Scaling Trillions of Messages: Discord’s Journey from Cassandra to ScyllaDB with Rust-Powered Solutions

Seifeddine Rajhi
ITNEXT
Published in
4 min readJun 26, 2023

--

An epic Journey from Cassandra to ScyllaDB with Rusty Reinforcements

🔰 Overview:

In the realm of messaging platforms, Discord stands as a powerhouse, connecting millions of users worldwide.

However, as the user base expanded, Discord encountered a daunting challenge: handling trillions of messages efficiently.

The existing database system, Cassandra, struggled with hot partitions, causing slowdowns and hindering performance.

Discord’s solution?
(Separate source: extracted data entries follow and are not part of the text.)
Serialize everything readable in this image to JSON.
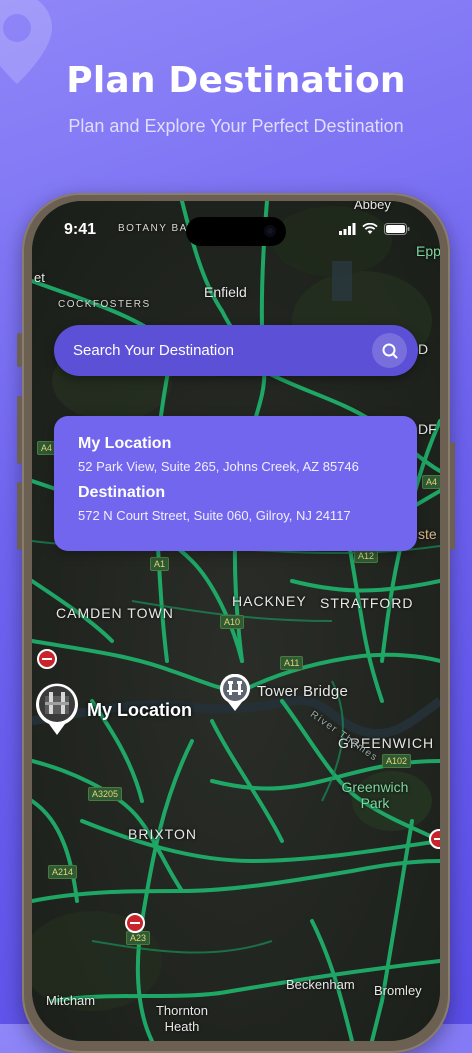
{
  "header": {
    "title": "Plan Destination",
    "subtitle": "Plan and Explore Your Perfect Destination"
  },
  "status_bar": {
    "time": "9:41"
  },
  "search": {
    "placeholder": "Search Your Destination"
  },
  "route_card": {
    "origin_label": "My Location",
    "origin_address": "52 Park View, Suite 265, Johns Creek, AZ 85746",
    "destination_label": "Destination",
    "destination_address": "572 N Court Street, Suite 060, Gilroy, NJ 24117"
  },
  "map": {
    "current_location_label": "My Location",
    "poi_label": "Tower Bridge",
    "places": {
      "botany_bay": "BOTANY BAY",
      "abbey": "Abbey",
      "epp": "Epp",
      "et": "et",
      "enfield": "Enfield",
      "cockfosters": "COCKFOSTERS",
      "d": "D",
      "edmonton": "EDMONTON",
      "df": "DF",
      "ste": "ste",
      "camden_town": "CAMDEN TOWN",
      "hackney": "HACKNEY",
      "stratford": "STRATFORD",
      "greenwich": "GREENWICH",
      "greenwich_park": "Greenwich Park",
      "river_thames": "River Thames",
      "brixton": "BRIXTON",
      "mitcham": "Mitcham",
      "thornton_heath": "Thornton Heath",
      "beckenham": "Beckenham",
      "bromley": "Bromley"
    },
    "roads": {
      "a4": "A4",
      "a12": "A12",
      "a1": "A1",
      "a10": "A10",
      "a11": "A11",
      "a102": "A102",
      "a3205": "A3205",
      "a214": "A214",
      "a23": "A23"
    }
  },
  "colors": {
    "background_gradient_start": "#8f86f8",
    "background_gradient_end": "#5a4ee8",
    "search_bar": "#5b50d6",
    "route_card": "#7266ef",
    "road_green": "#1fae6a",
    "phone_frame": "#6b6052"
  },
  "icons": {
    "search": "search-icon",
    "signal": "cellular-signal-icon",
    "wifi": "wifi-icon",
    "battery": "battery-icon",
    "location_pin": "location-pin-icon",
    "landmark": "landmark-icon",
    "no_entry": "no-entry-icon"
  }
}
Starting on a transformative journey, migrating to SyllaDB, and leveraging the power of Rust.

🎯 Goals & Objectives:

This blog dives into Discord’s pursuit of scalability, exploring the situation, the complications faced, and the resolute path taken to revolutionize message storage at an unprecedented scale, inspired by Bo Ingram’s post

From MongoDB to ScyllaDB: Discord’s Evolutionary Messaging Storage: ⚡️

The diagram below shows the evolution of message storage at Discord:

MongoDB ➡️ Cassandra ➡️ ScyllaDB 🎉

In the early days of Discord’s inception in 2015, the platform relied on a single MongoDB replica for message storage. However, as the number of messages grew to 100 million by November 2015, the limitations of MongoDB became apparent. The data and index became too large for the available RAM, resulting in unpredictable latency. It became necessary to migrate message storage to a more suitable database solution, and Cassandra was selected.
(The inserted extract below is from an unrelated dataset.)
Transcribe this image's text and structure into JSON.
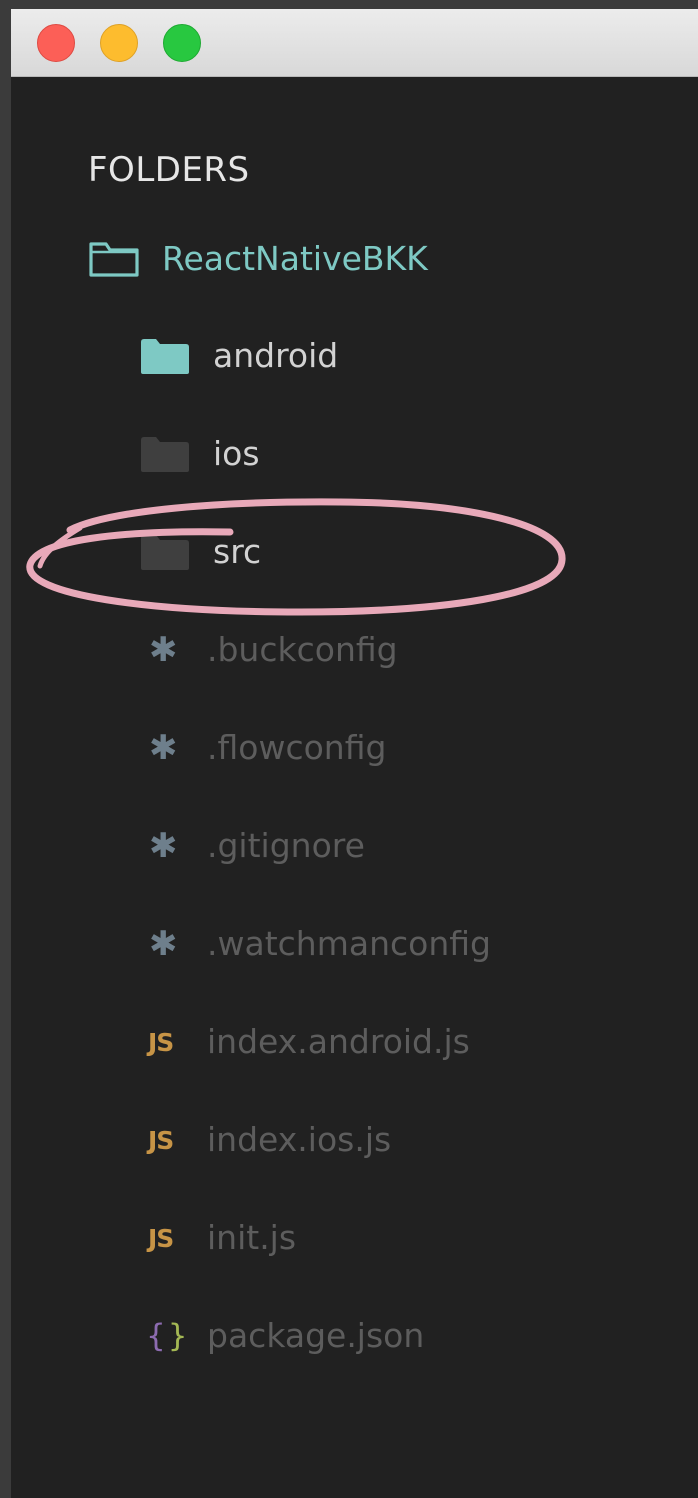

By 2017, Discord had transitioned to Cassandra, employing a cluster of 12 nodes to store billions of messages. As the platform continued to experience exponential growth, by the start of 2022, Discord’s message count had skyrocketed into the trillions, necessitating a substantial increase in infrastructure. With 177 nodes at this stage, latency became increasingly unpredictable, and the cost of maintenance operations became prohibitively expensive.

Cassandra is a distributed database system designed for scalability and fault-tolerance, capable of handling massive amounts of data across multiple servers or nodes.

Discord’s issue with Cassandra: Discord faced problems with hot partitions in Cassandra, where a particular part of the database became overloaded with requests, causing slow performance for the entire application.

The issue at hand can be attributed to several factors:

  • Cassandra’s internal data structure utilizes the LSM tree, which makes reads more expensive than writes. Concurrent reads from numerous users on a single server can lead to hotspots and performance degradation.
  • Maintenance tasks, such as SSTable compaction, have an impact on overall performance, adding to the challenges faced.
  • Latency spikes can be attributed to garbage collection pauses, further exacerbating the problem.

In response, Discord undertook a redesign of its architecture, incorporating various components. This included a monolithic API, a data service implemented in Rust, and a storage system based on ScyllaDB, a Cassandra-compatible database developed in C++.

SyllaDB: SyllaDB is a high-performance distributed NoSQL database similar to Cassandra. It uses a shared-nothing architecture and offers more efficient storage and query capabilities, reducing the occurrence of hot partitions.

The adoption of ScyllaDB brought significant improvements. The p99 (99th percentile) read latency in ScyllaDB reduced to 15ms, compared to 40–125ms in Cassandra. Likewise, the p99 write latency decreased to 5ms, compared to 5–70ms in Cassandra. These enhancements in latency highlight the positive impact of transitioning to ScyllaDB.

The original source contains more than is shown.